When we opened the heavy outer door, and then the thin wood door, Liying delightedly showed us the first and only thing in sight – the new entry cupboard, mostly her idea and design. People will put their coats and shoes here, the cupboard blocks all view into the big room. At the last minute, she added a mirror so Steve and I looked at ourselves, at how tall and upright he is, far up my chest.

We had left the FC card downstairs with the wheel chair, but Steve looked so interested and happy at everything Liying showed us. She is getting to know the apartment well indeed, working so hard on installing heaters, and checking window seals, adding electrical outlets, a new light in the bathroom and by the entry, a new shelf by the bathroom sink, shelves in the kitchen cupboards and the wardrobes built into what will be our bedroom.

She pointed to the little holes drilled for the tube for Steve’s compresser. She is organized and thinking so much through.

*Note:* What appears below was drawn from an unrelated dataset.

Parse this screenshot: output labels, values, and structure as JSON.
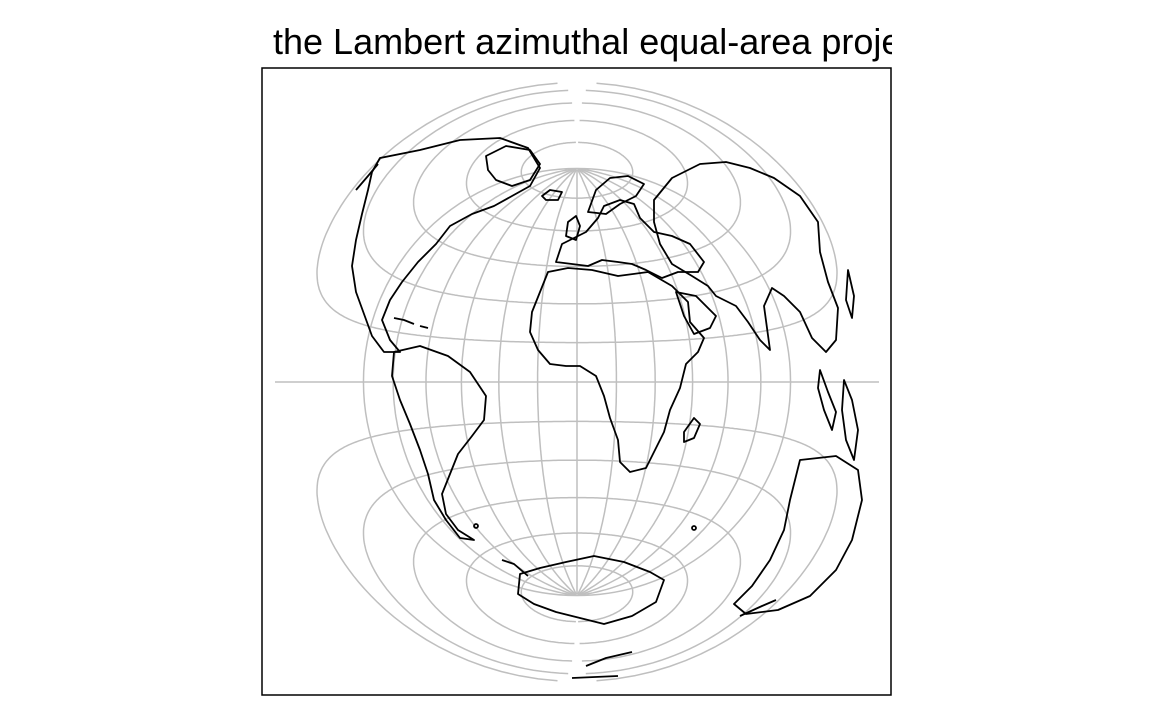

One of the heaters will go on the main balcony off the front room, the big room that will be Steve’s work space – Steve is happy the central, spacious place is for him. His stander (what the Institutes call the Virtual Kinesthetic Environment, or VKE) will be on the balcony year round – there is double glass floor to ceiling windows on the balcony.

From the VKE to be installed soon, from the balcony, we have a wide view of the main interior courtyard for all these apartments. It’s an urban space, concrete for playing games, three sides of a square outlined by shallow steps and lines of bushes, tables for majong, and benches and what look like playground equipment for little kids except I saw adults using them . . . to keep fit, I guess.

It’s all so different still to me, from Baraboo, yet so much friendlier than the moonscape between the apartments where we used to live. Liying joked, as the guards opened the car gates again for us to leave, that we’ll have all these restaurants close by where we can eat every night. Somehow I doubt we’ll ever eat there. Maybe I would if I were all alone, or just with Steve, but how could we order food?

I guess I should be getting ready. The workers can teach me enough words.


The next day, Steve wrote about our visit, “I just want to move soon! I like that we will have our own home and can do what we want. I like how big my work room is. I can look out the window and see Mama come.”